The area’s Wiltshire councillor, Stewart Dobson, said: “I share the very real concerns of local residents regarding the transfer by lorry of sewage to the treatment centre in Elcot Lane.
“I am in the process of finding out from Thames Water how long this operation is expected to continue, and have expressed my concern to both Thames Water and Wiltshire Council over the dangers involved to local residents and members of the public over the continued use of Elcot Lane by large lorries.
“The lane is very narrow towards the treatment centre and I want drivers of these lorries warned to take extra care as the lane is used by pedestrians and children on bicycles. I have expressed my concerns to a Highway Officer from Wiltshire Council, and am pressing Thames Water.”
A spokesman for Thames Water said the problem had been caused by the collapse of a pipe. He said: “There are currently 40 tanker movements a day. Unfortunately, this is noisy and it is also causing additional disruption on the roads. We’re really sorry for this and are working to get the job done as quickly as we can.
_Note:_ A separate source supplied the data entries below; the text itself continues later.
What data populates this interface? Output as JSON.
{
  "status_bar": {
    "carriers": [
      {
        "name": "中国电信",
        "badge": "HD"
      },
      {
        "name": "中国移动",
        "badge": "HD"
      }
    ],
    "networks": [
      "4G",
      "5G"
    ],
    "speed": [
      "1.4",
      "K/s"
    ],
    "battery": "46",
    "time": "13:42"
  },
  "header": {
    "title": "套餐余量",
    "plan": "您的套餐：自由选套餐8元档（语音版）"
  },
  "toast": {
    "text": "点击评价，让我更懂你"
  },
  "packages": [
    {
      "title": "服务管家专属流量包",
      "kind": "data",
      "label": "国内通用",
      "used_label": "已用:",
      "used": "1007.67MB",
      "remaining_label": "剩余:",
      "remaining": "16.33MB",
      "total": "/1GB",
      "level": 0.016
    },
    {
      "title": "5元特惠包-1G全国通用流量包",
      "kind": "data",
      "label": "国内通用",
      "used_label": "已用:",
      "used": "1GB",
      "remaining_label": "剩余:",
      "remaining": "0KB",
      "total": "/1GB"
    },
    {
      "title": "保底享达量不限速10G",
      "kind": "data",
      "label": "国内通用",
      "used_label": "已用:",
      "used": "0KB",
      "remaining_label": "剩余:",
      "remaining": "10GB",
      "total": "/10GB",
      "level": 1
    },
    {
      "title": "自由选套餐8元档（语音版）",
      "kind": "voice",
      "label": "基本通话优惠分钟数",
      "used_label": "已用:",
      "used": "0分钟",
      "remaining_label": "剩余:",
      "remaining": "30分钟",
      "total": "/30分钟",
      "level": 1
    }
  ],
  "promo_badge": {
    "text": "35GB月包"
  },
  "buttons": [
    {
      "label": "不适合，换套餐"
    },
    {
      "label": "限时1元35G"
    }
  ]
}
“We can’t say exactly when this will be yet as we are having to order in a specialist piece of equipment to do the repair. As soon as it has arrived, we will get the repair done as quickly as we can.
“We are looking at ways we can reduce the amount of tankers needed but obviously our top priority has to be preventing homes from flooding with sewage.”
Charlotte Hitchmough, from Action for the River Kennet (ARK), said: “It is a source of concern for us but Thames Water seems to be doing all the right things to prevent any sewage seeping into the river. Any pollution from raw sewage would be a disaster for wildlife.”
Lionel Peck, of Elcot Lane, said: “It’s not as if the lorries are coming along here like crazy. It’s a job that’s got to be done.”